Incident Started:2022-07-28 17:05 UTC 

Resolution started: 2022-07-28 17:10 UTC 

Incident Resolved:2022-07-28 21:24 UTC 

Summary: 

Our SaaS management plane uses AWS us-east-2 as primary region. AWS started having networking and power issues, which broke our EC2 instances accross all AZs. This resulted in console.ves.volterra.io login issues and errors.  

Root cause: 

Our SaaS management plane uses AWS us-east-2 as the primary region. AWS started having networking and power issues, which broke some of our EC2 instances accross all AZs. This resulted in console.ves.volterra.io login issues and API errors.  

Incident flow: 

On Thursday, July 17:05pm UTC, we received alerts about login and API errors. Right after notification of the issue, we started investigating the fastest solution to recover. At 17:10 we discovered that many of our VMs in AWS are in error state and AWS disclosed that it is experiencing outage in us-east-2. Because of this AWS outage, we were unable to stop/restart or remove VMs. At 21:24 pm UTC we completely recovered all services. 

Conclusion 

Management plane outage was caused by an outage in AWS region and all their availability zones.  

Corrective measures 

Operations and Engineering is working to improve failover to backup region to prevent console and API errors.

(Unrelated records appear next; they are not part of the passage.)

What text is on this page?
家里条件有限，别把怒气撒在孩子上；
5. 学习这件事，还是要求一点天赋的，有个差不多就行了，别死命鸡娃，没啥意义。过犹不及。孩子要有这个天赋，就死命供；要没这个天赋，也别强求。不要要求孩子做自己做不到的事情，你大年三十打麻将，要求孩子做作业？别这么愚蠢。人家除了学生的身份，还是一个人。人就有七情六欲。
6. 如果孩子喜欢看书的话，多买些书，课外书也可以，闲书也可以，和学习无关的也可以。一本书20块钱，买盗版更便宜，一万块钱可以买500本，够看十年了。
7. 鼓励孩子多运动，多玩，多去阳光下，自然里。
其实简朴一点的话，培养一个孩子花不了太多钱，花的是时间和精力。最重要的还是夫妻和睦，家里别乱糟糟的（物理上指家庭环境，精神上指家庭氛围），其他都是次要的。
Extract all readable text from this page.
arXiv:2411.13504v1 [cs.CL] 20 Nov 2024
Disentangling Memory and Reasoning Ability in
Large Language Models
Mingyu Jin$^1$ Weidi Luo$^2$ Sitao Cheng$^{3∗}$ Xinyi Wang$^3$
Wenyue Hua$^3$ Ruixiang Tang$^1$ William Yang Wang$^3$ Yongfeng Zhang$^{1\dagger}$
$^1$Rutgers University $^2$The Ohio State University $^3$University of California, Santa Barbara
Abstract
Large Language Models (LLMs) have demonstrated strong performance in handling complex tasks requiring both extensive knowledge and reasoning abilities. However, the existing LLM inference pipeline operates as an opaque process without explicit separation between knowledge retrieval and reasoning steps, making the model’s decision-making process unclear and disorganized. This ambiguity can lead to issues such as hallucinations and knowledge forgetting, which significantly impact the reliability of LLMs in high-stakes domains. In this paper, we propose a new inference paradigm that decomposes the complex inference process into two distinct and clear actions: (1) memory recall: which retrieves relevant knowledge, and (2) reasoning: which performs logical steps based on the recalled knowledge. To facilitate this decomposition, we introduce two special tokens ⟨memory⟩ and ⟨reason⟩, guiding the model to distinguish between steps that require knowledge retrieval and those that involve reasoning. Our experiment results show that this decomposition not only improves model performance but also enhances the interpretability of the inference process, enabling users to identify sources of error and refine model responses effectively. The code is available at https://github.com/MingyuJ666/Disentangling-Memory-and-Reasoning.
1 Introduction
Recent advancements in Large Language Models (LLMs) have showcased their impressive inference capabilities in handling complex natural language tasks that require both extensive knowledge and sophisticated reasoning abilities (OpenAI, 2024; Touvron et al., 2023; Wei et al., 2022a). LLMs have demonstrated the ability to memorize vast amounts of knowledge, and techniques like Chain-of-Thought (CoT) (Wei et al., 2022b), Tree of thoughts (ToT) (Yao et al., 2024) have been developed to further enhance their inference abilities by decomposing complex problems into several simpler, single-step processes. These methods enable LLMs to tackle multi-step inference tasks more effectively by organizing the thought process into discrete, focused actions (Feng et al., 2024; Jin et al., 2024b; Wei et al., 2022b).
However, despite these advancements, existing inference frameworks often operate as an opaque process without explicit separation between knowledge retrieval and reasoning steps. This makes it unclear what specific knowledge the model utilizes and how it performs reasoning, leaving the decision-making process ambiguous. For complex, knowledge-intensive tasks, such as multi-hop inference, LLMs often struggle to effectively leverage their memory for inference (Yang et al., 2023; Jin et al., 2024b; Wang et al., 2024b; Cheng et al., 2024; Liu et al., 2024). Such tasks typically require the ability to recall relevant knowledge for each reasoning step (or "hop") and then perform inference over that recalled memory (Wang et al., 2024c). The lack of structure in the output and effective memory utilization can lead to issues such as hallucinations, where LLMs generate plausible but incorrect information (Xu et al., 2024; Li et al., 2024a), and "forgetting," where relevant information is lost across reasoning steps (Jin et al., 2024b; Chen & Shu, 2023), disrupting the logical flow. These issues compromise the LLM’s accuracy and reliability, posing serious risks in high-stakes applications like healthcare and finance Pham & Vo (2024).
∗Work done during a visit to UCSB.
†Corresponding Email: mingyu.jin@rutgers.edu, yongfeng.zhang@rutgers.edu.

Posted Jul 30, 2022 - 06:28 UTC

Resolved
This incident has been resolved.
Posted Jul 28, 2022 - 21:38 UTC
Monitoring
A fix has been implemented and we are monitoring the results.
Posted Jul 28, 2022 - 21:24 UTC
Identified
One region in AWS is facing outage on EC2 services and we are working on restoring services on different VMs.
Posted Jul 28, 2022 - 17:16 UTC
This incident affected: Services (Portal & Customer Login, Customer Dashboard) and Customer Support, Docs and WebSite (Customer Support).